Majors: Fine Arts and Cognitive Semiotics of Film
Colleges: Architecture, Art, and Planning and College of Arts and Sciences
As a Fine Arts major with a concurrent degree in Cognitive Semiotics of Film, I treat cinema as an image language that engages visually and structurally in a multi-sensory-layering of perception and experience.
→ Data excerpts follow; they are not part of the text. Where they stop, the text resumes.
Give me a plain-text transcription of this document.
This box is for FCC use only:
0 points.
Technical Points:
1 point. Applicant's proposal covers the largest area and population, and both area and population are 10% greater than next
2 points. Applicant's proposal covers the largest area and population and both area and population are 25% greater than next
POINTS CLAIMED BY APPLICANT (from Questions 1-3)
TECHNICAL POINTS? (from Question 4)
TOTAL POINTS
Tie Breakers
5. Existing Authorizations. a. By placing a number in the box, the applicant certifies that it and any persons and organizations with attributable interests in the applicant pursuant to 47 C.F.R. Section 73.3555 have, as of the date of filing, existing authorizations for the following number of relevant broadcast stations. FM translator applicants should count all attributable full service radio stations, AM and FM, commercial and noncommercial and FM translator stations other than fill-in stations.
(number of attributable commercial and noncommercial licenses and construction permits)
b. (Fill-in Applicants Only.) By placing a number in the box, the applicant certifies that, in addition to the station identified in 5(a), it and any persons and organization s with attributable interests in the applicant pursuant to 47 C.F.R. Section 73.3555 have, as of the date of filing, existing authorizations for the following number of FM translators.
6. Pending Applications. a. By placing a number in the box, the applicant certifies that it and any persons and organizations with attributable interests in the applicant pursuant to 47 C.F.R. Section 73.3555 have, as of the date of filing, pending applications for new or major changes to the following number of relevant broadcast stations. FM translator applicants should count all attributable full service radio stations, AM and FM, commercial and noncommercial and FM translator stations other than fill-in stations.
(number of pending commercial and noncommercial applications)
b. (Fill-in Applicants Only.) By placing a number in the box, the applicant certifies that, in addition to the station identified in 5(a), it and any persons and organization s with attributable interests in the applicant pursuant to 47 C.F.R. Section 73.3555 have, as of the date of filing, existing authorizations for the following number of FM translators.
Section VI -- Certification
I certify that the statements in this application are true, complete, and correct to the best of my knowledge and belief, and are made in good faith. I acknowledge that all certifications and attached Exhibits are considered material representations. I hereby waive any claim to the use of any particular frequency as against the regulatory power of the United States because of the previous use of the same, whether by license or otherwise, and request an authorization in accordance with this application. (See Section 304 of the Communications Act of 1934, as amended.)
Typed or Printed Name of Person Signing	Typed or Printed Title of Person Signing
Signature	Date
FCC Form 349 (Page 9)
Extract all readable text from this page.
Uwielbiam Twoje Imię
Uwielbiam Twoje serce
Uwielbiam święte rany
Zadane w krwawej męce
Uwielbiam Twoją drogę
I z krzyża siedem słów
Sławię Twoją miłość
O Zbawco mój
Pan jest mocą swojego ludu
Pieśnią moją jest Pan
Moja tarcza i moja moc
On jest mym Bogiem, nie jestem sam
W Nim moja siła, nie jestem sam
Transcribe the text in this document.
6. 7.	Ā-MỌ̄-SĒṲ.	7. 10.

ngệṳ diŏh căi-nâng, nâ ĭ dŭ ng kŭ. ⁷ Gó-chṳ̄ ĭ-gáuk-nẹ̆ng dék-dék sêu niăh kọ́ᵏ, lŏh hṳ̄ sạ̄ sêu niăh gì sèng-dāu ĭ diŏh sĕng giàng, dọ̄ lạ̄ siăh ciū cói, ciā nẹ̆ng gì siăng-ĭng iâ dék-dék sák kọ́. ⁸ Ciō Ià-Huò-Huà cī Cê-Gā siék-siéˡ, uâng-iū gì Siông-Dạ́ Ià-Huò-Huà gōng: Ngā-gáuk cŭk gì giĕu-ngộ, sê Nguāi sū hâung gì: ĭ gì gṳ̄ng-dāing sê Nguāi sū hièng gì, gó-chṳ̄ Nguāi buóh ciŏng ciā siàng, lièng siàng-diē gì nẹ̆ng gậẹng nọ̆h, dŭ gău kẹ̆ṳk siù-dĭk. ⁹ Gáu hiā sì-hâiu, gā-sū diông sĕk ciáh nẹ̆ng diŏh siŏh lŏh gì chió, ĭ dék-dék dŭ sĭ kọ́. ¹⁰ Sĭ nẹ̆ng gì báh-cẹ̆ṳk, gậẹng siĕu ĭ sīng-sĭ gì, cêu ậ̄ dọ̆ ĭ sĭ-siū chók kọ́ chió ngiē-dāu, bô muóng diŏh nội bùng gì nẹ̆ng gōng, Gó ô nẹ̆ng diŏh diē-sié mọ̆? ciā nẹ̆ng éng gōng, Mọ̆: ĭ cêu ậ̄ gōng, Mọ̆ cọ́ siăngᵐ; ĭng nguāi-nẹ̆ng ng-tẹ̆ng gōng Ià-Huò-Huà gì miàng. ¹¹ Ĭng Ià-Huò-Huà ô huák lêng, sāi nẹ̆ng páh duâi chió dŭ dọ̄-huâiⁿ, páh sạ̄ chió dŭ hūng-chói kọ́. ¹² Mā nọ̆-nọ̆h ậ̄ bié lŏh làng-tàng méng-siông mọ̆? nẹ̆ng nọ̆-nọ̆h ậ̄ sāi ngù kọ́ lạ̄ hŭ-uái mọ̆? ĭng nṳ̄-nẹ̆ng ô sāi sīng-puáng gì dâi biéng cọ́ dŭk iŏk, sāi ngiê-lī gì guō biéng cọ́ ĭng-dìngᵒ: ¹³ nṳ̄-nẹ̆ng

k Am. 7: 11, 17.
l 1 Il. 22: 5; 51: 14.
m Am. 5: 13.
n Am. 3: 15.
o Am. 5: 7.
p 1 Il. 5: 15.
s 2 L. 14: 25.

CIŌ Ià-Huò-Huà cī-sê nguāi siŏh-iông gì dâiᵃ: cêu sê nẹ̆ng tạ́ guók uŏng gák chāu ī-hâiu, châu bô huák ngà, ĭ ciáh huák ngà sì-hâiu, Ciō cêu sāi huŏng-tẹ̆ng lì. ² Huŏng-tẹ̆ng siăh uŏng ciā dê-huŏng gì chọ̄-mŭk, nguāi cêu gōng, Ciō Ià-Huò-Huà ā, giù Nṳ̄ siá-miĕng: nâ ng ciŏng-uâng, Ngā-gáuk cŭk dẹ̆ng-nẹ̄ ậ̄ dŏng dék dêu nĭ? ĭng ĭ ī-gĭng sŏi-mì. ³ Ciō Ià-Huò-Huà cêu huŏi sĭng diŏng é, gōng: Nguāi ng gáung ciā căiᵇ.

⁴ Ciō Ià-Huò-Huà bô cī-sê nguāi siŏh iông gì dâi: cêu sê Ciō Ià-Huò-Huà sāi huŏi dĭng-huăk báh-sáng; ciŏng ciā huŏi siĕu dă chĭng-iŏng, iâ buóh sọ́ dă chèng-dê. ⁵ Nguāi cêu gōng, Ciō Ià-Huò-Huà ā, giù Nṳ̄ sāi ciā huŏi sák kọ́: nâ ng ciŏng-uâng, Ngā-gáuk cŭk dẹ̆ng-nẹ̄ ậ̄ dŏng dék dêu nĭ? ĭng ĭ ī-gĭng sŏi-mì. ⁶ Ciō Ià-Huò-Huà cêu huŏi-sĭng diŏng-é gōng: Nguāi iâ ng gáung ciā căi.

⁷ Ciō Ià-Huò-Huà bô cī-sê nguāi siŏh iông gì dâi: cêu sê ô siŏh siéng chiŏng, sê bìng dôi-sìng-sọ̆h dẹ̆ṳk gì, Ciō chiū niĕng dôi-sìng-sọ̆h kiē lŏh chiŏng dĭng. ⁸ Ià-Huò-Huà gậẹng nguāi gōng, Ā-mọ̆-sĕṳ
A 12-hour video-installation piece I completed in Fall 2015 questions private and public space, resists the moving image as a narrative form, blurring the line between reality and fiction, and re-defines voyeurism as a poetic habit of witnessing and documenting the ritualistic, the everyday. The video is a compilation of footage (both with a handheld iPhone camera and a Canon Vixia on tripod) that I gathered in Rome of my neighbors living in the apartment across from me. As denoted by its length, the video is a resistance to time, pacing the viewer to the rhythm of the everyday. This insistence on the ordinary renders the familiar unfamiliar. The camera as the eye-plane that both surveils and censors material gravitates to an aesthetics of the moving still- image as well as perverts Roman architecture from an object of touristic intrigue into a framing device, a mirror double to the camera lens. The video becomes less about the neighbors as subjects and more about the dialogue between the window and the camera lens. This installation piece was chosen for a solo exhibit in the Experimental Gallery in Olive Tjaden Hall, Cornell, April 4-8, 2016.
Further interested in exploring how my actions as an observer reflect back to me, becoming my self-portrait, I partnered my video portion with a set of drawings that illustrate what I perceive my neighbors can see through their window into mine. Every recorded gesture comes from an immediacy of the moment and from a distance of remembering and reconstructing memory.